As for government initiatives, Raymond Yip, Deputy Executive Director for Marketing at the Hong Kong Trade Development Council (HKTDC) says that in the coming years, the Belt and Road Initiative, which aims to promote connectivity between China, Southeast and South Asia, Central Asia and Europe through infrastructural development, trade and industrial co-operation, financial integration and cultural exchange, will be the most important development. When infrastructure-related projects are first kicked off in connection with this initiative, it will generate a plethora of opportunities for Hong Kong’s legal industry.
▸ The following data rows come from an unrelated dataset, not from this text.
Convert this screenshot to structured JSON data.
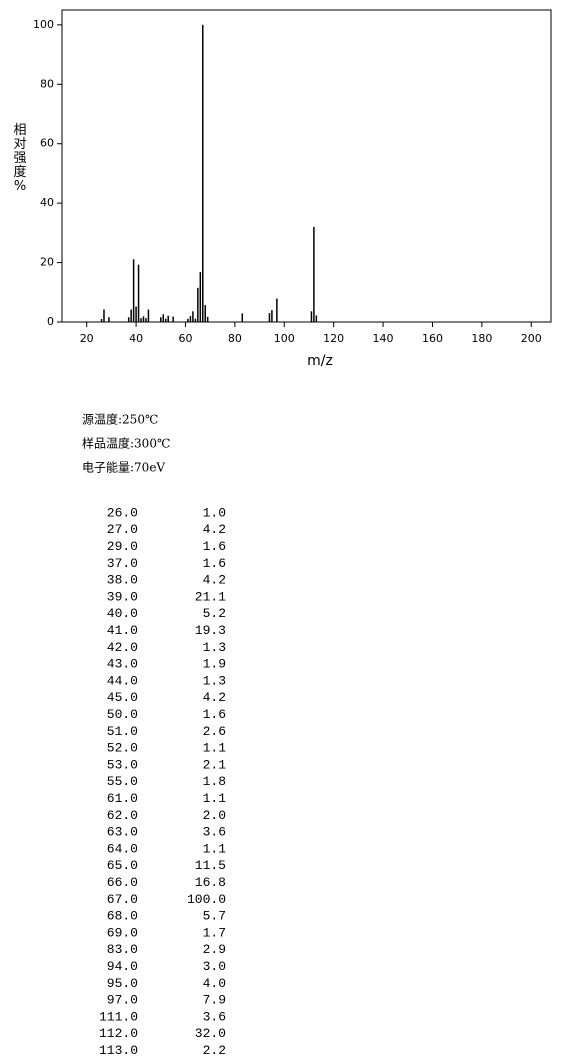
{
  "chart_data": {
    "type": "spectrum",
    "xlabel": "m/z",
    "ylabel": "相对强度%",
    "color": "#000000",
    "x": [
      26,
      27,
      29,
      37,
      38,
      39,
      40,
      41,
      42,
      43,
      44,
      45,
      50,
      51,
      52,
      53,
      55,
      61,
      62,
      63,
      64,
      65,
      66,
      67,
      68,
      69,
      83,
      94,
      95,
      97,
      111,
      112,
      113
    ],
    "values": [
      1.0,
      4.2,
      1.6,
      1.6,
      4.2,
      21.1,
      5.2,
      19.3,
      1.3,
      1.9,
      1.3,
      4.2,
      1.6,
      2.6,
      1.1,
      2.1,
      1.8,
      1.1,
      2.0,
      3.6,
      1.1,
      11.5,
      16.8,
      100.0,
      5.7,
      1.7,
      2.9,
      3.0,
      4.0,
      7.9,
      3.6,
      32.0,
      2.2
    ],
    "xlim": [
      10,
      208
    ],
    "ylim": [
      0,
      105
    ],
    "xticks": [
      20,
      40,
      60,
      80,
      100,
      120,
      140,
      160,
      180,
      200
    ],
    "yticks": [
      0,
      20,
      40,
      60,
      80,
      100
    ]
  },
  "conditions": [
    "源温度:250℃",
    "样品温度:300℃",
    "电子能量:70eV"
  ],
  "table": {
    "rows": [
      [
        "26.0",
        "1.0"
      ],
      [
        "27.0",
        "4.2"
      ],
      [
        "29.0",
        "1.6"
      ],
      [
        "37.0",
        "1.6"
      ],
      [
        "38.0",
        "4.2"
      ],
      [
        "39.0",
        "21.1"
      ],
      [
        "40.0",
        "5.2"
      ],
      [
        "41.0",
        "19.3"
      ],
      [
        "42.0",
        "1.3"
      ],
      [
        "43.0",
        "1.9"
      ],
      [
        "44.0",
        "1.3"
      ],
      [
        "45.0",
        "4.2"
      ],
      [
        "50.0",
        "1.6"
      ],
      [
        "51.0",
        "2.6"
      ],
      [
        "52.0",
        "1.1"
      ],
      [
        "53.0",
        "2.1"
      ],
      [
        "55.0",
        "1.8"
      ],
      [
        "61.0",
        "1.1"
      ],
      [
        "62.0",
        "2.0"
      ],
      [
        "63.0",
        "3.6"
      ],
      [
        "64.0",
        "1.1"
      ],
      [
        "65.0",
        "11.5"
      ],
      [
        "66.0",
        "16.8"
      ],
      [
        "67.0",
        "100.0"
      ],
      [
        "68.0",
        "5.7"
      ],
      [
        "69.0",
        "1.7"
      ],
      [
        "83.0",
        "2.9"
      ],
      [
        "94.0",
        "3.0"
      ],
      [
        "95.0",
        "4.0"
      ],
      [
        "97.0",
        "7.9"
      ],
      [
        "111.0",
        "3.6"
      ],
      [
        "112.0",
        "32.0"
      ],
      [
        "113.0",
        "2.2"
      ]
    ]
  }
}
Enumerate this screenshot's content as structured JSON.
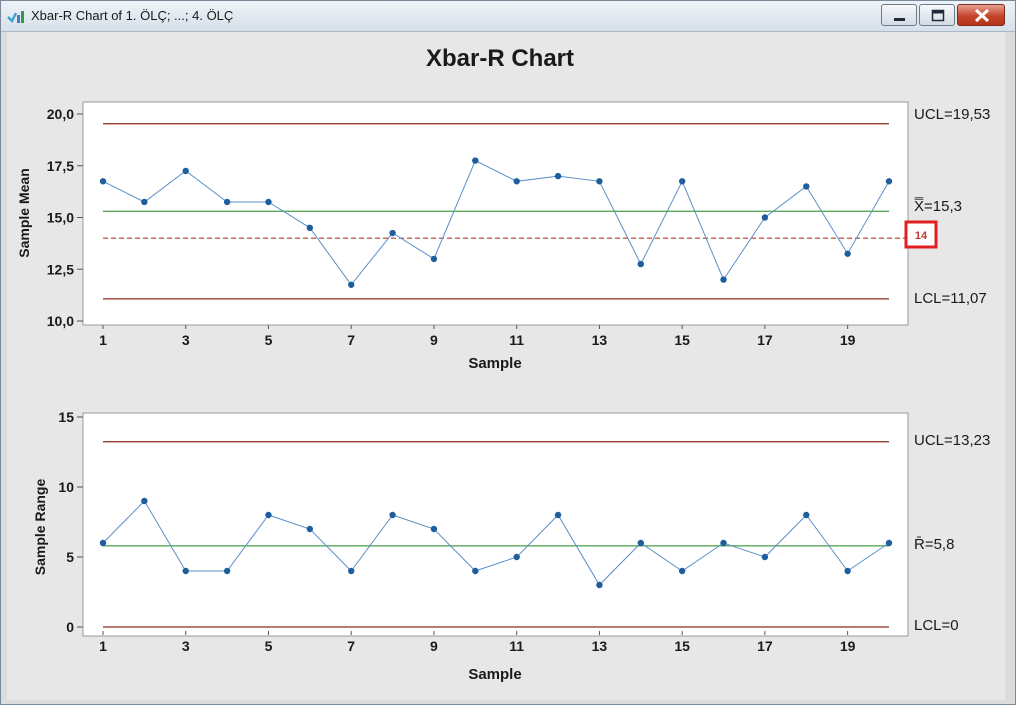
{
  "window": {
    "title": "Xbar-R Chart of 1. ÖLÇ; ...; 4. ÖLÇ",
    "icon": "minitab-chart-icon",
    "controls": [
      "minimize-icon",
      "maximize-icon",
      "close-icon"
    ]
  },
  "chart_title": "Xbar-R Chart",
  "colors": {
    "plot_background": "#ffffff",
    "panel_background": "#e7e7e7",
    "data_line": "#5b8fc9",
    "data_point": "#1f5e9c",
    "control_limit": "#8b2a1e",
    "center_line": "#5aa85a",
    "reference_line": "#c0392b",
    "highlight_box": "#e02020"
  },
  "chart_data": [
    {
      "type": "line",
      "name": "xbar",
      "ylabel": "Sample Mean",
      "xlabel": "Sample",
      "x": [
        1,
        2,
        3,
        4,
        5,
        6,
        7,
        8,
        9,
        10,
        11,
        12,
        13,
        14,
        15,
        16,
        17,
        18,
        19,
        20
      ],
      "values": [
        16.75,
        15.75,
        17.25,
        15.75,
        15.75,
        14.5,
        11.75,
        14.25,
        13.0,
        17.75,
        16.75,
        17.0,
        16.75,
        12.75,
        16.75,
        12.0,
        15.0,
        16.5,
        13.25,
        16.75
      ],
      "ylim": [
        10,
        20
      ],
      "yticks": [
        10,
        12.5,
        15,
        17.5,
        20
      ],
      "ytick_labels": [
        "10,0",
        "12,5",
        "15,0",
        "17,5",
        "20,0"
      ],
      "xticks": [
        1,
        3,
        5,
        7,
        9,
        11,
        13,
        15,
        17,
        19
      ],
      "xtick_labels": [
        "1",
        "3",
        "5",
        "7",
        "9",
        "11",
        "13",
        "15",
        "17",
        "19"
      ],
      "ucl": 19.53,
      "center": 15.3,
      "lcl": 11.07,
      "reference": 14,
      "ucl_label": "UCL=19,53",
      "center_label": "X̿=15,3",
      "lcl_label": "LCL=11,07",
      "reference_label": "14",
      "grid": false
    },
    {
      "type": "line",
      "name": "range",
      "ylabel": "Sample Range",
      "xlabel": "Sample",
      "x": [
        1,
        2,
        3,
        4,
        5,
        6,
        7,
        8,
        9,
        10,
        11,
        12,
        13,
        14,
        15,
        16,
        17,
        18,
        19,
        20
      ],
      "values": [
        6,
        9,
        4,
        4,
        8,
        7,
        4,
        8,
        7,
        4,
        5,
        8,
        3,
        6,
        4,
        6,
        5,
        8,
        4,
        6
      ],
      "ylim": [
        0,
        15
      ],
      "yticks": [
        0,
        5,
        10,
        15
      ],
      "ytick_labels": [
        "0",
        "5",
        "10",
        "15"
      ],
      "xticks": [
        1,
        3,
        5,
        7,
        9,
        11,
        13,
        15,
        17,
        19
      ],
      "xtick_labels": [
        "1",
        "3",
        "5",
        "7",
        "9",
        "11",
        "13",
        "15",
        "17",
        "19"
      ],
      "ucl": 13.23,
      "center": 5.8,
      "lcl": 0,
      "ucl_label": "UCL=13,23",
      "center_label": "R̄=5,8",
      "lcl_label": "LCL=0",
      "grid": false
    }
  ]
}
To help Hong Kong’s legal service providers seize the opportunities arising from the Belt and Road Initiative, HKTDC launched a dedicated web portal in early December ( Apart from market intelligence and research reports, a comprehensive database of Hong Kong service providers (including legal firms) will be introduced.
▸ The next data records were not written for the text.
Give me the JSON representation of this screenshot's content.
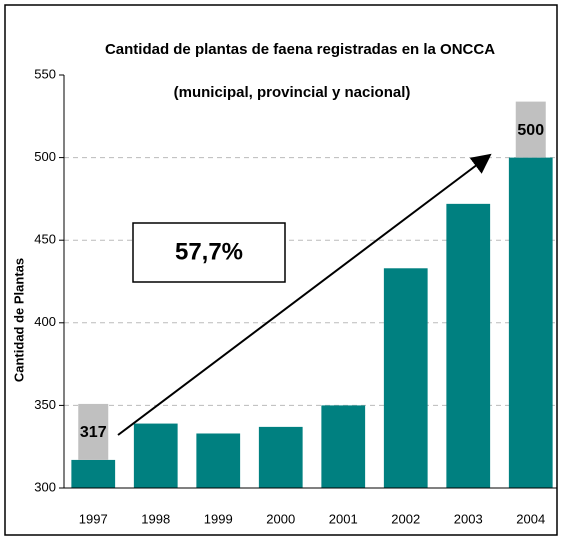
{
  "chart_data": {
    "type": "bar",
    "title": "Cantidad de plantas de faena registradas en la ONCCA",
    "subtitle": "(municipal, provincial y nacional)",
    "y_label": "Cantidad de Plantas",
    "annotation": "57,7%",
    "categories": [
      "1997",
      "1998",
      "1999",
      "2000",
      "2001",
      "2002",
      "2003",
      "2004"
    ],
    "values": [
      317,
      339,
      333,
      337,
      350,
      433,
      472,
      500
    ],
    "value_labels": [
      "317",
      null,
      null,
      null,
      null,
      null,
      null,
      "500"
    ],
    "color": "#008080",
    "ylim": [
      300,
      550
    ],
    "yticks": [
      300,
      350,
      400,
      450,
      500,
      550
    ],
    "grid": true
  }
}
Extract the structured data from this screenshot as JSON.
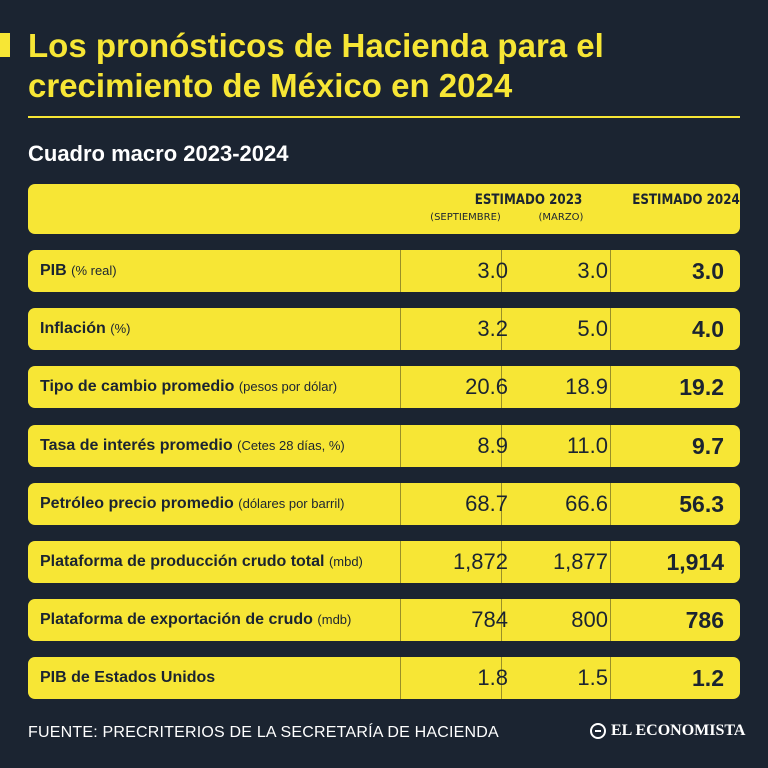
{
  "title": "Los pronósticos de Hacienda para el crecimiento de México en 2024",
  "subtitle": "Cuadro macro 2023-2024",
  "header": {
    "estimado_2023": "ESTIMADO 2023",
    "septiembre": "(SEPTIEMBRE)",
    "marzo": "(MARZO)",
    "estimado_2024": "ESTIMADO 2024"
  },
  "chart_data": {
    "type": "table",
    "title": "Cuadro macro 2023-2024",
    "columns": [
      "Estimado 2023 (Septiembre)",
      "Estimado 2023 (Marzo)",
      "Estimado 2024"
    ],
    "rows": [
      {
        "label": "PIB",
        "unit": "(% real)",
        "sep": "3.0",
        "mar": "3.0",
        "est24": "3.0"
      },
      {
        "label": "Inflación",
        "unit": "(%)",
        "sep": "3.2",
        "mar": "5.0",
        "est24": "4.0"
      },
      {
        "label": "Tipo de cambio promedio",
        "unit": "(pesos por dólar)",
        "sep": "20.6",
        "mar": "18.9",
        "est24": "19.2"
      },
      {
        "label": "Tasa de interés promedio",
        "unit": "(Cetes 28 días, %)",
        "sep": "8.9",
        "mar": "11.0",
        "est24": "9.7"
      },
      {
        "label": "Petróleo precio promedio",
        "unit": "(dólares por barril)",
        "sep": "68.7",
        "mar": "66.6",
        "est24": "56.3"
      },
      {
        "label": "Plataforma de producción crudo total",
        "unit": "(mbd)",
        "sep": "1,872",
        "mar": "1,877",
        "est24": "1,914"
      },
      {
        "label": "Plataforma de exportación de crudo",
        "unit": "(mdb)",
        "sep": "784",
        "mar": "800",
        "est24": "786"
      },
      {
        "label": "PIB de Estados Unidos",
        "unit": "",
        "sep": "1.8",
        "mar": "1.5",
        "est24": "1.2"
      }
    ]
  },
  "footer": {
    "source": "FUENTE: PRECRITERIOS DE LA SECRETARÍA DE HACIENDA",
    "brand": "EL ECONOMISTA"
  },
  "colors": {
    "background": "#1b2431",
    "accent": "#f7e635",
    "text_dark": "#1b2431"
  }
}
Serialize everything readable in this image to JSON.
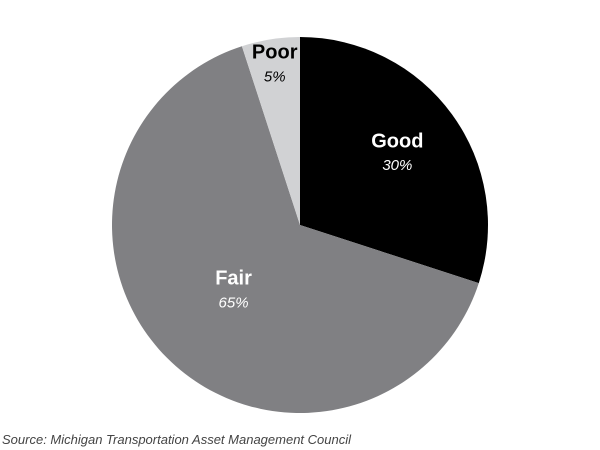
{
  "chart_data": {
    "type": "pie",
    "categories": [
      "Good",
      "Fair",
      "Poor"
    ],
    "values": [
      30,
      65,
      5
    ],
    "value_labels": [
      "30%",
      "65%",
      "5%"
    ],
    "colors": [
      "#000000",
      "#808083",
      "#d1d2d4"
    ],
    "source": "Source: Michigan Transportation Asset Management Council"
  }
}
If the geopolitical situation remains stable, economic cycles continue as predicted and Hong Kong’s regulatory framework continues without any major overhauls, drastic changes are unlikely in Hong Kong’s legal market.

In the retail (or high street) legal sector, people will continue to need lawyers. The real challenges lie in the international business sector – whether there is an increase in investment into China, what happens with the Stock Connect scheme, what happens with the RMB, whether there will be increased outbound work and where China will invest, as well as trade liberalisation – all of these things are likely to affect the Hong Kong legal market.
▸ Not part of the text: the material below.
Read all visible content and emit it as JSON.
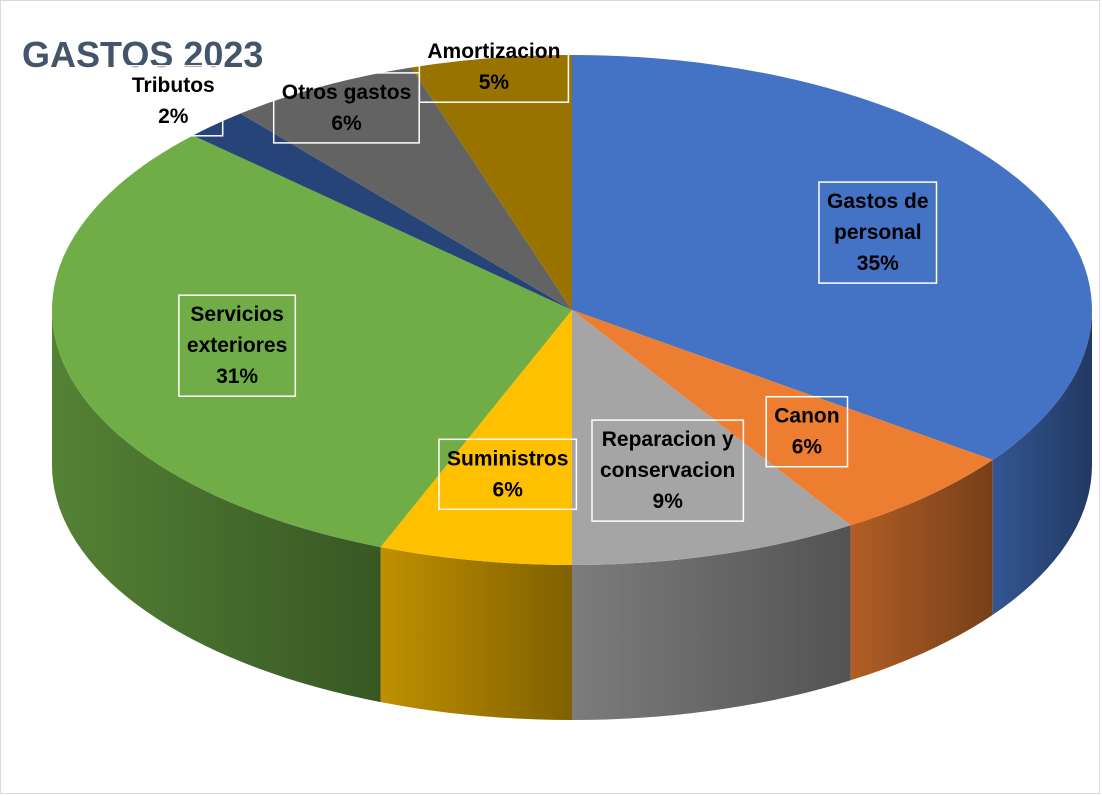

Despite these uncertainties, Keith is certain that Hong Kong firms will have a pivotal role to play. The firms will still be key in advising foreign companies looking to access China and the rest of Asia, as well as in assisting Chinese and regional clients on their investments abroad. Hong Kong firms will continue to be successful as long as they are able to continue to look after their clients’ interests in a way that makes them happy. “Clearly, every firm in the world is facing up to these challenges,” says Keith. “As long as we continue to invest in our people and technology, and improve the way we deliver our services, firms in Hong Kong should be able to thrive.”

The Jersey factor

According to Richard Corrigan, the deputy CEO of Jersey Finance, Jersey remains well placed to provide the investment vehicles to conduit international capital into Greater China for the infrastructure projects it undertakes. “It possesses similar company entities to enable Greater Chinese businesses to expand internationally and access capital on foreign exchanges, including the London Stock Exchange and it has investment structures which are ideal for servicing the needs of the growing high net worth sector in China,” he says.

With Chinese companies looking more and more to expand in the West, the Jersey company structure is increasingly being used as the ideal listing vehicle for raising funds on leading global exchanges, adds Corrigan. “Jersey has the greatest number of FTSE 100 and AIM listed companies registered outside the UK,” he says. “One-fifth of Chinese companies that have listed in London have done so through Jersey and there are over 100 Jersey companies listed on exchanges around the world including a number on the Hong Kong exchange; these alone have a market capitalisation of $31 billion.”